Amino acid-based amphiphilic hydrogels: metal ion induced tuning of mechanical and thermal stability

A phenylalanine based gelator was found to form a hydrogel in phosphate buffer solution. Addition of metal ions to this hydrogel dramatically increases the thermal stability and mechanical strength.

AgI-Induced Switching of DNA Binding Modes via Formation of a Supramolecular Metallacycle

The histidine derivative L1 of the DNA intercalator naphthalenediimide (NDI) forms a triangular AgI complex (C2). The interactions of L1 and of C2 with DNA were studied by circular dichroism (CD) and UV/Vis spectroscopy and by viscosity studies. Different binding modes were observed for L1 and for C2, as the AgI complex C2 is too large in size to act as an intercalator. If AgI is added to the NDI molecule that is already intercalated into a duplex, higher order complexes are formed within the DNA duplex and cause disruptions in the helical duplex structure, which leads to a significant decrease in the characteristic CD features of B-DNA. Thus, via addition of a metal we show how a classic and well-known organic intercalator unit can be turned into a partial metallo insertor. We also show how electrochemical impedance spectroscopy (EIS) can be used to probe DNA binding modes on DNA films that are immobilized on gold surfaces.

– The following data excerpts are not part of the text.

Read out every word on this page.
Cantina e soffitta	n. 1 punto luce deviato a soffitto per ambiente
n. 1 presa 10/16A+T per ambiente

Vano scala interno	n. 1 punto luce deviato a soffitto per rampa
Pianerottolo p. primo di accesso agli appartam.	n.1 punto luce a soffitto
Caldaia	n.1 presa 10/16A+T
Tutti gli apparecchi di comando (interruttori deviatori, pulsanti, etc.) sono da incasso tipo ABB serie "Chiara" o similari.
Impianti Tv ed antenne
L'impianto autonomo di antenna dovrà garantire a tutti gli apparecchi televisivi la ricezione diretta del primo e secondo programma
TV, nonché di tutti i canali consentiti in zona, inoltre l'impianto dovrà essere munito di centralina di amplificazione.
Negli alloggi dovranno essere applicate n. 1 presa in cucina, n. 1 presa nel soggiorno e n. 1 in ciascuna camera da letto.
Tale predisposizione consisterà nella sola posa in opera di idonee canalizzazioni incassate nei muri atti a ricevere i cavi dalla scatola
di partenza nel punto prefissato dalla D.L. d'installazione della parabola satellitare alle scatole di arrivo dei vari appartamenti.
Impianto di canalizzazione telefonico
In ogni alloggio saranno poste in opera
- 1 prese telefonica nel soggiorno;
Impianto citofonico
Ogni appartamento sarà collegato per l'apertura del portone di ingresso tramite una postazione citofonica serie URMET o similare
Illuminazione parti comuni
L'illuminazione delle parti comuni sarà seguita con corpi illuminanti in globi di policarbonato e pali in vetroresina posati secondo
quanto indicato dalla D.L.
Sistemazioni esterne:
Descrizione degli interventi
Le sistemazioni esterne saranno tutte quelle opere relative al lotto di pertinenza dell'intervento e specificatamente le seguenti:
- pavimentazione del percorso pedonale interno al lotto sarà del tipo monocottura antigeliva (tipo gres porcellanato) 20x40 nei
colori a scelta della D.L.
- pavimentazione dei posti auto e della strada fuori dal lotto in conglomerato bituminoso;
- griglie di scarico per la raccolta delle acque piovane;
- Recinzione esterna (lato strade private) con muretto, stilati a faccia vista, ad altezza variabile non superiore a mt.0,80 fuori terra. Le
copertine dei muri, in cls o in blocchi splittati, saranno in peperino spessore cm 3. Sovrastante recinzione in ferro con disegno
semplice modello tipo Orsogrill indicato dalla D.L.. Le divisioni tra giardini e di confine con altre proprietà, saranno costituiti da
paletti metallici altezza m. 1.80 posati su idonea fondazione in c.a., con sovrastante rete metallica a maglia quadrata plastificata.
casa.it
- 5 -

Luminescent Naphthalene Diimide-Based Peptide in Aqueous Medium and in Solid State: Rewritable Fluorescent Color Code

This study convincingly demonstrates a unique example of the self-assembly of a naphthalene diimide (NDI)-appended peptide into a fluorescent J-aggregate in aqueous media. Moreover, this aggregated species shows a remarkable yellow fluorescence in solid state, an unusual phenomenon for NDI-based compounds. The aggregated species has been characterized using transmission electron microscopy (TEM), Fourier-transform infrared spectroscopy, X-ray diffraction, time-correlated single proton counting (TCSPC), UV–vis, and photoluminescence studies. TEM images reveal cross-linked nanofibrillar morphology of this aggregated species in water (pH 7.4). TCSPC study clearly indicates that the aggregated species in water has a higher average lifetime compared to that of the non-aggregated species. Interestingly, this NDI-based peptide shows H+ ion concentration-dependent change in the emission property in water. The fluorescence output is erased completely in the presence of an alkali, and it reappears in the presence of an acid, indicating its erasing and rewritable property. This indicates its probable use in authentication tools for security purposes as a rewritable fluorescence color code. This NDI-appended peptide-based molecule can be used for encryption of information due to erasing and rewritable property of the molecule in the aggregated state in aqueous medium.